GORDON, Sir Robert, 4th Bt. (1696-1772), of Gordonstown, Moray.

Published in The History of Parliament: the House of Commons 1715-1754, ed. R. Sedgwick, 1970
Available from Boydell and Brewer

Constituency

Dates

1715 - 1722

Family and Education

b. 1696, 1st s. of Sir Robert Gordon, 3rd Bt., M.P. [S], of Gordonstown by his 2nd w. Elizabeth, da. of Sir William Dunbar, 1st Bt., M.P. [S], of Hempriggs, Caithness. m. 26 Apr. 1734, Agnes, 1st da. of Sir William Maxwell, 4th Bt., of Calderwood, Lanark, 4s. 1da. suc. fa. Sept. or Oct. 1704.

Offices Held

Biography

The Gordons of Gordonstown, the premier baronets of Scotland, were descended from a younger son of the 12th Earl of Sutherland. Sir Robert Gordon’s mother married, secondly, James Sutherland, afterwards Dunbar, M.P. Caithness 1710-13, who was created a baronet in 1706 and succeeded to the estate of Hempriggs. Gordon’s sister married John Forbes of Culloden, the brother of Duncan Forbes, lord president of the court of session. In spite of being a minor he was brought into Parliament for Caithness in 1715 by John Sinclair of Ulbster, the hereditary sheriff. Though classed as a Whig, he joined the Earl of Mar during the Fifteen, when he was present at Sheriffmuir, described by the Master of Sinclair as ‘a young man of 19 years old, of great fire, courage and good sense, and with whom I choosed to take lodging in Perth’. After the battle he made his peace through the Duke of Argyll, by whose good offices he escaped all punishment.1 In 1719 he was listed as ‘against’ the peerage bill by Sunderland, and by Craggs as to be approached through Argyll, but no parliamentary votes of his have been recorded, nor did he stand again.
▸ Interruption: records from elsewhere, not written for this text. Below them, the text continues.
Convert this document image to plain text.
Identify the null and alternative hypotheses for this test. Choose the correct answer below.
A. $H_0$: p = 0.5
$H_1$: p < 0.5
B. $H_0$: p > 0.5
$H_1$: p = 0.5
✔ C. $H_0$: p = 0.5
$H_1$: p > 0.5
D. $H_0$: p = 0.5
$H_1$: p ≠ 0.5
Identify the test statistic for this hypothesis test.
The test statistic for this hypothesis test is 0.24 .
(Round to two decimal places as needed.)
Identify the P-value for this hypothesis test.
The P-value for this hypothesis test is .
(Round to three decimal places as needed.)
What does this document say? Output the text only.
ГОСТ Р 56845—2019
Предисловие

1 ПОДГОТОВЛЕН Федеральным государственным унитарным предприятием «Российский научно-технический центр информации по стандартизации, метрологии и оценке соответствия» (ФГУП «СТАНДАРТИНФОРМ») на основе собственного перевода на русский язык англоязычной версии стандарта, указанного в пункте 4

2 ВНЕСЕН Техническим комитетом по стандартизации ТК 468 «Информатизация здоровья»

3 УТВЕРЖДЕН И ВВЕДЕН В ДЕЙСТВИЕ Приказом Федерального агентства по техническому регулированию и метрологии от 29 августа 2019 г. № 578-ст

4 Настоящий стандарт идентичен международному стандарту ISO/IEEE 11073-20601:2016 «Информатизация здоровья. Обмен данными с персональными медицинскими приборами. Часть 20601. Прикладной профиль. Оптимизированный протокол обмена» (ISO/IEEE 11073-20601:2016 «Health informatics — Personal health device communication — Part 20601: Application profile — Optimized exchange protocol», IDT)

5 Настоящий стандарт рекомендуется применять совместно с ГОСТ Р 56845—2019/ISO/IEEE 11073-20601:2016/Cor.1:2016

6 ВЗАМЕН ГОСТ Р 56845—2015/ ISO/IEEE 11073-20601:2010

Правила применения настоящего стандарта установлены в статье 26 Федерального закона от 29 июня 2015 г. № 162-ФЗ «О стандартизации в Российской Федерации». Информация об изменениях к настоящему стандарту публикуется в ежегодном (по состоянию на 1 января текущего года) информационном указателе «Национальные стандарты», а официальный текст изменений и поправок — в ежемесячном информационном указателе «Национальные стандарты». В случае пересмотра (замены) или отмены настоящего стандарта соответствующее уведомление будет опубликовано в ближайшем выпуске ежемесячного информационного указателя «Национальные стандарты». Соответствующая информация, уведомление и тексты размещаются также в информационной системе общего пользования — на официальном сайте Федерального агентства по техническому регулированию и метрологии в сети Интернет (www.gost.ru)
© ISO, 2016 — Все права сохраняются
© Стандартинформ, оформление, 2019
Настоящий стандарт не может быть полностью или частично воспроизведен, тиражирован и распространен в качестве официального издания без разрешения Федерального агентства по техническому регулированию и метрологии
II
He enjoyed considerable notoriety locally for cruelty to his tenants, it being alleged that on one occasion he imprisoned an old woman ‘for taking a head of a ling out of the midden’ because ‘it was good for curing the gout’.2 On the death of the 18th Earl of Sutherland in 1766 he claimed that earldom, with the estates, as heir male of the 12th Earl, but his claim was disallowed in 1771 by the House of Lords in favour of the heir of line. He died 8 Jan. 1772.

Ref Volumes: 1715-1754

Author: J. M. Simpson

Notes

  • 1. John, Master of Sinclair, Mems. of the Insurrection in Scotland in 1715 (Abbotsford Club), 142, 264, 270, 326-8; R. Young, Annals of the Parish and Burgh of Elgin, 169 seq.
  • 2. Constance F. Gordon-Cumming, Memories, 95-98.